Punitive Action for Large Corporation Patent System Abuse
A company found to have systematically abused the U.S. patent system — such as by fraudulently claiming inventorship of someone else’s work — should face significant penalties, including being barred from accessing the USPTO for a minimum of one year. This would mean that the company could not file new patent applications, respond to office actions, pay issuance fees, or maintain patents. If a company is a repeat offender, the penalties must be extended, which also must not apply only to the parent company but also its subsidiaries, divisions, successors, and assigns. This would send a direct message that patent fraud and strong-arming of independent inventors shall not be tolerated.
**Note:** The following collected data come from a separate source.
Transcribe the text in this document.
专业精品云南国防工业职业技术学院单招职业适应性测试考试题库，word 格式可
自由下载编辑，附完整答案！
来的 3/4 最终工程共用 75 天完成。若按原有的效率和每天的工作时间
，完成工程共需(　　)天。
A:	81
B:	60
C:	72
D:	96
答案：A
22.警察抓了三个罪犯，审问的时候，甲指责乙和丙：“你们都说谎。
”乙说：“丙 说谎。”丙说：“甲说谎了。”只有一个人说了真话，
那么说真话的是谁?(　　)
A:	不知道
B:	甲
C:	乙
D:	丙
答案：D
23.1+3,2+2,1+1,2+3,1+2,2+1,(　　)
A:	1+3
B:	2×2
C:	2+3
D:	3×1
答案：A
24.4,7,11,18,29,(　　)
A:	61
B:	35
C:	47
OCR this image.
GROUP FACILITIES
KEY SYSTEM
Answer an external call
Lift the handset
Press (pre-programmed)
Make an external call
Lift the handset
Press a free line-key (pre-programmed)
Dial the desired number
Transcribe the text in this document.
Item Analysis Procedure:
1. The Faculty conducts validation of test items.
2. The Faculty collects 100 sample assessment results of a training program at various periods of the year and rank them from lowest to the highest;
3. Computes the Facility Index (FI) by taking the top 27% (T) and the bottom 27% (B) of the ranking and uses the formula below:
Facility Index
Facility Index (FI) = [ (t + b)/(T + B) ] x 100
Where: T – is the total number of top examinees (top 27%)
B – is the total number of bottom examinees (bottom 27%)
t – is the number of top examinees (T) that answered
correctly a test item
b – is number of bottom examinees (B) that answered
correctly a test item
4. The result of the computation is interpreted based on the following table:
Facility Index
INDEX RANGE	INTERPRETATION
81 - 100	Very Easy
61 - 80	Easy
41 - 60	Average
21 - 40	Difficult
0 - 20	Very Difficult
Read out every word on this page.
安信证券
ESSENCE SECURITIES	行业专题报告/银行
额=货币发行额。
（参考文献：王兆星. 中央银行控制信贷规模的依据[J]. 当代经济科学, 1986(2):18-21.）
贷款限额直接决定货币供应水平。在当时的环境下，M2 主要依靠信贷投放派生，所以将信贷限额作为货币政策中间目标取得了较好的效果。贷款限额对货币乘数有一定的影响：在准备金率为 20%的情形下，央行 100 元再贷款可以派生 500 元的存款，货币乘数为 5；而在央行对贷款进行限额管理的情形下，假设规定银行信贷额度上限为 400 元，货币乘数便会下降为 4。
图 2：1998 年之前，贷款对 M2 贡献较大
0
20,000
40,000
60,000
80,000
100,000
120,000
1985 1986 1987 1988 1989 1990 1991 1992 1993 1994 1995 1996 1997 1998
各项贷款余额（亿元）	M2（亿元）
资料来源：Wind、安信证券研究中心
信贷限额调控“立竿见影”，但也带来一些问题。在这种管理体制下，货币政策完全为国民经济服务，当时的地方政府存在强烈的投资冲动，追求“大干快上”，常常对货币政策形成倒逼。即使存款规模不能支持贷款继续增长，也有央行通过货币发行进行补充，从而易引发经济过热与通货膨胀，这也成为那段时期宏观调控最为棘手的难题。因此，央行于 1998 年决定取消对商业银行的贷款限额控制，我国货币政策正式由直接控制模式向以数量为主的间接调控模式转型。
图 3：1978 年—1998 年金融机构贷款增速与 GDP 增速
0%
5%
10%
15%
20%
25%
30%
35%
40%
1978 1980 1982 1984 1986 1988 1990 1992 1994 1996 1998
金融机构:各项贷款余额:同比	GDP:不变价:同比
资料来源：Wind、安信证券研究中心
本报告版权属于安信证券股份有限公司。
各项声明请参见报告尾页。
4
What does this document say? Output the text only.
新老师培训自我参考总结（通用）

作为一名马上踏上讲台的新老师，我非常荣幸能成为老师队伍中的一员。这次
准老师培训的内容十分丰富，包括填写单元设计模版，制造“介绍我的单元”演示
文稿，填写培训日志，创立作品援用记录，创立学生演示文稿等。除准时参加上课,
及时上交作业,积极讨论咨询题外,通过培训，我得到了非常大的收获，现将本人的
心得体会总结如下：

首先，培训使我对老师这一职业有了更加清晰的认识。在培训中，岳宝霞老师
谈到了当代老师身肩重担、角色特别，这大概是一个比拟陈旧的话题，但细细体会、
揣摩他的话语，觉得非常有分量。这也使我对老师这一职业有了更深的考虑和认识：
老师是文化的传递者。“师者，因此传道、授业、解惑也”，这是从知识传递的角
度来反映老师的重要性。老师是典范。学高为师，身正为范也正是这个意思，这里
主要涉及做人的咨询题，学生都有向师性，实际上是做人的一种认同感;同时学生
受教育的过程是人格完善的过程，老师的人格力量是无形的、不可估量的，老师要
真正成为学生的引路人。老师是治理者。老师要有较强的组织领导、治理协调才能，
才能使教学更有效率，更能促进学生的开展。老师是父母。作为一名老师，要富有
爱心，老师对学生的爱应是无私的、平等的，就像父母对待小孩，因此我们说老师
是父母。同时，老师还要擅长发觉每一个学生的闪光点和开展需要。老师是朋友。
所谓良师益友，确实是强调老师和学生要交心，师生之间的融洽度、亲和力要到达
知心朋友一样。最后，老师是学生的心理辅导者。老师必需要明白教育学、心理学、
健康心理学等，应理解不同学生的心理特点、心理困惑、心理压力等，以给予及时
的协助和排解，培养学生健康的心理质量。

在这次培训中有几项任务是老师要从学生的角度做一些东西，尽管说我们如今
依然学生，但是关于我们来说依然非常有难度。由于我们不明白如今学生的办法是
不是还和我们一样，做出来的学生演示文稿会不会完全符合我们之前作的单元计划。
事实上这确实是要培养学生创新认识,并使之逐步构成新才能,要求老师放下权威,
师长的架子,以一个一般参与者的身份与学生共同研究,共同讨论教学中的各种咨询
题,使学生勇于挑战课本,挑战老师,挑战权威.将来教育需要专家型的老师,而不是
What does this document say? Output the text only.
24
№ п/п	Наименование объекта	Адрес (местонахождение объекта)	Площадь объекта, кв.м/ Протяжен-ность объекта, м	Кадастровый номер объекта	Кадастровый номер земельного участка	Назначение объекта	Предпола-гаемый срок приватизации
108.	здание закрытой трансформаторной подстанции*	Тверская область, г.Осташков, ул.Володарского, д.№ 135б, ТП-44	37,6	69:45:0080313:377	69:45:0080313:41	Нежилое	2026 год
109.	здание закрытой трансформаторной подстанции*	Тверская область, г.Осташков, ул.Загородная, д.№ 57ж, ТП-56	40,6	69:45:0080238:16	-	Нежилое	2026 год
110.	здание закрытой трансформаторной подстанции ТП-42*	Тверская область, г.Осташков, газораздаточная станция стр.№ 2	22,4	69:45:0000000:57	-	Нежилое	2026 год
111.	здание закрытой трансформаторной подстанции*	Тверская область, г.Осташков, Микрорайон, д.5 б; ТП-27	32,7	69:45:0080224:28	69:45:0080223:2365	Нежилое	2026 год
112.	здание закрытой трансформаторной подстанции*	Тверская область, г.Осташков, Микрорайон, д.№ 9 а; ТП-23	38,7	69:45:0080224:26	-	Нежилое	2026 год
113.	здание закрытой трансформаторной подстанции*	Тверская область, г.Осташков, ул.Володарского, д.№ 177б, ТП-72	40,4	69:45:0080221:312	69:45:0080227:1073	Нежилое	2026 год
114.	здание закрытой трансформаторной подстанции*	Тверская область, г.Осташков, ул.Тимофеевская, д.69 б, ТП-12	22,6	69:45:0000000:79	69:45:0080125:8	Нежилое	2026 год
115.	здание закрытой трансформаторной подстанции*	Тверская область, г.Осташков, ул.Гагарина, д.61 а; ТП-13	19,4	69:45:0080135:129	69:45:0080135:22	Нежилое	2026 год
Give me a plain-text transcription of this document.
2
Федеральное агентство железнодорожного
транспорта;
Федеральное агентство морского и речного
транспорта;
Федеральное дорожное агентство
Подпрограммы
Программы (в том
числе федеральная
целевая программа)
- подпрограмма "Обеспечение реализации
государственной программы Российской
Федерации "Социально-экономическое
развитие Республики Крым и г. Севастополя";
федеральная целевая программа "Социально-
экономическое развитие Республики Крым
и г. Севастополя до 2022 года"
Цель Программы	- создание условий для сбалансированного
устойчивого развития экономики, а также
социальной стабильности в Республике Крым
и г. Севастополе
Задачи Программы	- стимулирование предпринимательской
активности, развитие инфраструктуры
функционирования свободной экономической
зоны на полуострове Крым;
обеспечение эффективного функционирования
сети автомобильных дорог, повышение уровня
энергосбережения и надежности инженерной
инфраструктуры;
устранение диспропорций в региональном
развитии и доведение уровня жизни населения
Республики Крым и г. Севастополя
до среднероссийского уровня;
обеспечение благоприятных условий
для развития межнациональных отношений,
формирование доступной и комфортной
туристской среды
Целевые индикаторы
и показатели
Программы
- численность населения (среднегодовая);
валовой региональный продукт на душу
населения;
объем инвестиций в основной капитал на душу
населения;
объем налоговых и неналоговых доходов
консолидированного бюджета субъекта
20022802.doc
No Maintenance Fees for Small Entity Patent Holders
For small entities (a category that includes individual inventors and startups), the current regime of maintenance fees when trying to keep patents alive and enforce their rights creates a very large barrier. The fees increase with time, placing a considerable burden on the finances of the small entities, which often cannot afford it. These fees should be completely eliminated for small entities to make it easier for inventors to maintain their patents without worrying about the cost. This would enable more small businesses and individual inventors to continue protecting and benefiting from their innovations, ultimately fostering greater creativity and innovation in the U.S. economy.